I heard that TF2 stole a little code from Godot, but I didn’t realize how noticeable this actually is until I saw this video:
This is a pretty major change to Source engine lighting, cool to see Godot being used for this sort of thing.
Laurenz Mädje - Typst 0.13 is out now
Typst has been my goto for typesetting (mostly having a nice resume honestly), and I’ve successfully migrated others to using it as well.
We’ve been starting work on HTML export! The feature is still very incomplete and only available for experimentation behind a feature flag, but there’s already some stuff to see.
HTML export is very nice, obviously everyone can open a PDF, but have a nicely formatted document in the browser from Typst sounds cool.
Charles Pulliam-Moore - Technicolor is winding down operations
The VFX company behind Dune and Severance failed to find new investors.
Very disappointing, the visual effects on both Dune and Severance are fantastic.
Politics roundup!
Maggie Appleton - Humanity’s Last Exam
We have a new(ish) benchmark, cutely named “Humanity’s Last Exam.”
[…]
New models routinely achieve 90%+ on the best ones we have. So there’s a clear need for harder benchmarks to measure model performance against.

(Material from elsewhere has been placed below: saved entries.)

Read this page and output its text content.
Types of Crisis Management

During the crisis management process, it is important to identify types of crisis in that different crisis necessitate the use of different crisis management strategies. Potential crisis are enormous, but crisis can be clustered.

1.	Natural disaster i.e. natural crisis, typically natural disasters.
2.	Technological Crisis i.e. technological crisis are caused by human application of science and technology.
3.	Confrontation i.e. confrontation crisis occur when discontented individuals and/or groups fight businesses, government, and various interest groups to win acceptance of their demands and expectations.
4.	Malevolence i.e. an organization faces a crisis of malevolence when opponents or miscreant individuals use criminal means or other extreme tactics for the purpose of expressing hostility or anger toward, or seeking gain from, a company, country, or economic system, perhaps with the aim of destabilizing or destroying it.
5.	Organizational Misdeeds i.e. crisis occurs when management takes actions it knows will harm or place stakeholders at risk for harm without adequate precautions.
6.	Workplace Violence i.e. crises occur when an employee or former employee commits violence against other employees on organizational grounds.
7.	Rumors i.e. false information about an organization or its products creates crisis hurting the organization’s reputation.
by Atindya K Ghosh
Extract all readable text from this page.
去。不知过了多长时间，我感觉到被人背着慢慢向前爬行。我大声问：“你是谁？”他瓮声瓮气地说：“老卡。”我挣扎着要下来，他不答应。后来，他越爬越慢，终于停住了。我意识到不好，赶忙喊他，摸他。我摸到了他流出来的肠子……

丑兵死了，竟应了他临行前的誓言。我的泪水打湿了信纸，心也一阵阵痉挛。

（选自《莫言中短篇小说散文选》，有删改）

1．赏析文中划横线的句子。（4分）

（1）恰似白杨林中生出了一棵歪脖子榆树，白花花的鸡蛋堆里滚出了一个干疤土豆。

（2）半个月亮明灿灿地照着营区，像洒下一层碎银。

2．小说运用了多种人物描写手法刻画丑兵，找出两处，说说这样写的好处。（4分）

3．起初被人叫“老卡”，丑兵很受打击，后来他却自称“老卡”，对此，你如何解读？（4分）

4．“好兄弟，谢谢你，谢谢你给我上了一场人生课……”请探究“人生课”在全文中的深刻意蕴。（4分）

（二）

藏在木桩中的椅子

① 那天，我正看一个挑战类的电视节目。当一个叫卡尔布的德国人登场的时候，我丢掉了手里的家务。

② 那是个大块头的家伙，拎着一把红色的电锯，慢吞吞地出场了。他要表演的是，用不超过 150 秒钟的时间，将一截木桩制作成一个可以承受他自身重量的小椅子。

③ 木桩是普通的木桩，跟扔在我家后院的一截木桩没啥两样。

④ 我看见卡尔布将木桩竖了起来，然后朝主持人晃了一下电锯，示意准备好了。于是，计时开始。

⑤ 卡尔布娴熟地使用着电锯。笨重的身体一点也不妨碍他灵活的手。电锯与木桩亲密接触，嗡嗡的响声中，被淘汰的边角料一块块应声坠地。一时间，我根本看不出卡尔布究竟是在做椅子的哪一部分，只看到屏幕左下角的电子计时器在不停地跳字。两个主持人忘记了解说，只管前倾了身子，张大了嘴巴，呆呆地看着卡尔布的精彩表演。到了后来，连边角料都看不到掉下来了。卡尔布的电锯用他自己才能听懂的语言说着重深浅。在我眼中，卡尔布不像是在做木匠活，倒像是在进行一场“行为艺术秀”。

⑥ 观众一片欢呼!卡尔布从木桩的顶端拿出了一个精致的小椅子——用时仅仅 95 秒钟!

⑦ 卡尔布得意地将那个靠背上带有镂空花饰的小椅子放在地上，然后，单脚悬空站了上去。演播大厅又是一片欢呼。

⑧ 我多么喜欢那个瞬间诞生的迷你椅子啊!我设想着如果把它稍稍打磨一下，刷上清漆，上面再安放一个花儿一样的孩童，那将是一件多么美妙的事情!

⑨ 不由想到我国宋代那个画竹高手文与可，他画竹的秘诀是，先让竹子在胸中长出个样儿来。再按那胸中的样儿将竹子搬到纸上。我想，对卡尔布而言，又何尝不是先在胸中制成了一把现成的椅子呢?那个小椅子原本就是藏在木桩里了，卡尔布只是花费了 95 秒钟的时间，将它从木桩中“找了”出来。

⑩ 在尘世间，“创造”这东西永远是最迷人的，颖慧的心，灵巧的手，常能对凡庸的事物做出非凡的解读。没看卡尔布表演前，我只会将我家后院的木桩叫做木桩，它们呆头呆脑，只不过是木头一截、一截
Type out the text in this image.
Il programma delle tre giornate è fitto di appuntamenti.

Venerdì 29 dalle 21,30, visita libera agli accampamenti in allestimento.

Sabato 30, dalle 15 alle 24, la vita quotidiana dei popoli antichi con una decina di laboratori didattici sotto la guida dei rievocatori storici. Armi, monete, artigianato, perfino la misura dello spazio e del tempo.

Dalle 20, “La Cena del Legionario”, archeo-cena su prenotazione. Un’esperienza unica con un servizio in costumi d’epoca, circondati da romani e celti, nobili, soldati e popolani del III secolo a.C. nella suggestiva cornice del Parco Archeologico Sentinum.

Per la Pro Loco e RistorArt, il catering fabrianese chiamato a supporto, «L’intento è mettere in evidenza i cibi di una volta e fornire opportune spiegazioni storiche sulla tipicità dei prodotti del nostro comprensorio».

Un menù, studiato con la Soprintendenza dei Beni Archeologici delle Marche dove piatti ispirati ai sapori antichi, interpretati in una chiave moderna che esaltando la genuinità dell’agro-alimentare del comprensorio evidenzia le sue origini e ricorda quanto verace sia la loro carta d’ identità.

Hence, Humanity’s Last Exam .
Made by ScaleAI and the Center for AI Safety, they’ve crowdsourced “the hardest and broadest set of questions ever” by experts across domains. 2,700 questions at the moment, some of which they’re keeping private to prevent future models training on the dataset and memorising answers ahead of time.
Quite the hard exam, OpenAI’s Deep Research is only getting a 26.6%, and others are only getting between 3-4%.
We’ll see how long this stays a difficult exam for…

Sean Goedecke - Using LLMs effectively isn’t about prompting
Using LLMs well involves extracting value from what they’re good at and avoiding wasting time at what they’re bad at.
Knowing when to step in and just do something without even prompting a LLM is so useful, while knowing when there is enough context in the question or the context the LLM is contributing to for it to potentially one-shot a solution, is very useful.
This video tipped me off on this article.
Honestly the entire Voxel.Wiki site is amazing.
Harper Reed - My LLM codegen workflow atm
I have been building so many small products using LLMs. It has been fun, and useful. However, there are pitfalls that can waste so much time. A while back a friend asked me how I was using LLMs to write software. I thought “oh boy. how much time do you have!” and thus this post.
The work that can go into preparing a LLM to go ahead and build something is so crucial, Harper’s post on this outlines great ways to approach.
Step 1: Idea honing
Use a conversational LLM to hone in on an idea (I use ChatGPT 4o / o3 for this):
Ask me one question at a time so we can develop a thorough, step-by-step spec for this idea. Each question should build on my previous answers, and our end goal is to have a detailed specification I can hand off to a developer. Let’s do this iteratively and dig into every relevant detail. Remember, only one question at a time.
Here’s the idea:
<IDEA>
Having convos in the context before you dig in, and then even getting the conversation LLM to spit out a summary you then feed to a LLM in some tool that does the work, can be quite useful.